The ability of PGN alone to induce nitric oxide synthase (iNOS) has not been proven.

However, evidence from in vitro and in vivo studies suggests that PGN can synergise with

LTA in the induction of iNOS and production of nitric oxide (De Kimpe et al. 1995;

Kengatharan et al. 1996; Kengatharan et al. 1998). Similar synergism was also demonstrated in case of PGN and LPS (Flak et al. 2000; Wray et al. 2001). Recently, PGN from Listeria monocytogenes was also shown to induce oxidative stress and the production of superoxide anion in macrophages (Remer et al. 2005)

It has been argued that PGN is not an important initiator of inflammatory responses because the amounts of this cell wall component needed to induce cellular response are typically high (1-10 µg/ml), several log orders higher than the concentration of LPS. One of the explanations is that only a small part of the PGN structure is essential for its pro-inflammatory activities. PGN is insoluble in its native form and must be enzymatically cleaved into smaller components. Indeed, this smallest active part of PGN has been identified to be the muramyl dipeptide (Ellouz et al. 1974). Only recently, the specific intracellular Nod2 protein has been identified as the receptor for MDP and it was suggested that Nod2 is a general sensor of peptidoglycan through the recognition of MDP (Girardin et al. 2003). MDP itself was shown to activate macrophages (Bahr et al. 1987), monocytes (Kalyuzhin et al.

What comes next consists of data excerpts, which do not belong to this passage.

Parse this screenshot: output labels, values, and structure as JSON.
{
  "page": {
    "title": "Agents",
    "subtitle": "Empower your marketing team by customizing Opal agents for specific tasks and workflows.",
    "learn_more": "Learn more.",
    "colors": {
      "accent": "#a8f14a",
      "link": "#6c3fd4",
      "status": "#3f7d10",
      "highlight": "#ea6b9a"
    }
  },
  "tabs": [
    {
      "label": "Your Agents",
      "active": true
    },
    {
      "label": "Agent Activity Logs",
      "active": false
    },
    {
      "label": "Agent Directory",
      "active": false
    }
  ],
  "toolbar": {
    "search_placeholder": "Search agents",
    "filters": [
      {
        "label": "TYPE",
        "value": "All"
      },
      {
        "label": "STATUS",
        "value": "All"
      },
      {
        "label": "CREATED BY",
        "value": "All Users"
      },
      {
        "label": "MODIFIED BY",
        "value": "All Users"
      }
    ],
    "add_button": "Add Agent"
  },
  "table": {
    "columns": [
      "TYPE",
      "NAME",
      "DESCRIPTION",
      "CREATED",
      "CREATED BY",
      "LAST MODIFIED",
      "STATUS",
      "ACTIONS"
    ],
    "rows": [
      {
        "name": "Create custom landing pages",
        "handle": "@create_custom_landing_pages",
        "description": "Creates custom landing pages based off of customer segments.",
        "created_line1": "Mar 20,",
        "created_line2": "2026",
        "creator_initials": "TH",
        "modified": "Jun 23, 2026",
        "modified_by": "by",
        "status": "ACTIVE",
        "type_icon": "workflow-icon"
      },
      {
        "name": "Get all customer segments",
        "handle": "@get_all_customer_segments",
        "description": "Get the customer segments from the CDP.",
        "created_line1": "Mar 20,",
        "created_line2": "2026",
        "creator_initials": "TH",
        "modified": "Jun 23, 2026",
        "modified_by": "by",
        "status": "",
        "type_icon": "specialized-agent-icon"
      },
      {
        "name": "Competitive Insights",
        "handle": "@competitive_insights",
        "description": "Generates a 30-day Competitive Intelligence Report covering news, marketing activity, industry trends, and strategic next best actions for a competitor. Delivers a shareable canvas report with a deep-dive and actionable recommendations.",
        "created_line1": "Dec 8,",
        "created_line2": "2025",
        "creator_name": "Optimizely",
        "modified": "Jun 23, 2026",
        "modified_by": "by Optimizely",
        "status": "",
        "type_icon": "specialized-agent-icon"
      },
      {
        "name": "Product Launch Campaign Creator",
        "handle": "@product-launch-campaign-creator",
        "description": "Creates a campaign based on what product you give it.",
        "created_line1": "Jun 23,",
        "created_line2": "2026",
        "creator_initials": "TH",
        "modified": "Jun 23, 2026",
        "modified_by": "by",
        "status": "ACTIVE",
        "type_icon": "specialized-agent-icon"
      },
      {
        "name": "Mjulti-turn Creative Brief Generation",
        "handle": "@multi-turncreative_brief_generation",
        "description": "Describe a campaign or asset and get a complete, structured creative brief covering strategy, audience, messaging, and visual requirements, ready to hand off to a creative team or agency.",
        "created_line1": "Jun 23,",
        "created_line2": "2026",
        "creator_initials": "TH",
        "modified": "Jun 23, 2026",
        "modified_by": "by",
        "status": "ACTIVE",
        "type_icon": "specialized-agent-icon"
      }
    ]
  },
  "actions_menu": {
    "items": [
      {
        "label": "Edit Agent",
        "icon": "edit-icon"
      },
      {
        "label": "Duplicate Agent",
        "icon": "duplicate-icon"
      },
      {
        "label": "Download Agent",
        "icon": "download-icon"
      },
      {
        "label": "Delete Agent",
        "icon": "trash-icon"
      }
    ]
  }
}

2002) as well as glial cells (Cottagnoud et al. 2003). On the other hand, in recent studies Traub et al. (2004) demonstrated that the pro-inflammatory activity of MDP could be due to its contamination with LPS, as recombinant MDP not contaminated with endotoxin was not able to stimulate whole blood cells and isolated human monocytes alone. However, it still strongly synergised with LPS to induce cytokine production (Cottagnoud et al. 2003; Traub et al. 2004).

The role of PGN and MDP in the mechanisms of CNS infections has been scarcely studies so far. Nevertheless, the existing evidence suggests that they may play a role in the initiation of the inflammatory response in CNS. In a rabbit model of meningitis, intrathecal injection of MDP triggered TNF-α release and subsequent infiltration of leukocytes (Burroughs et al.

1992; Cottagnoud et al. 2003). In glial cells, MDP was shown to induce PGD2 production (Yamamoto et al. 1988) and to potentiate the cytokine (IFN-γ, IL-1β)-induced iNOS activation and NO production in primary rat astrocytes (Trajkovic et al. 2000).

In the present study we investigated the role of MDP in glia activation. Especially, we were interested whether MDP could act in synergy with LTA in glia and what would be the intra- and extracellular mechanisms involved.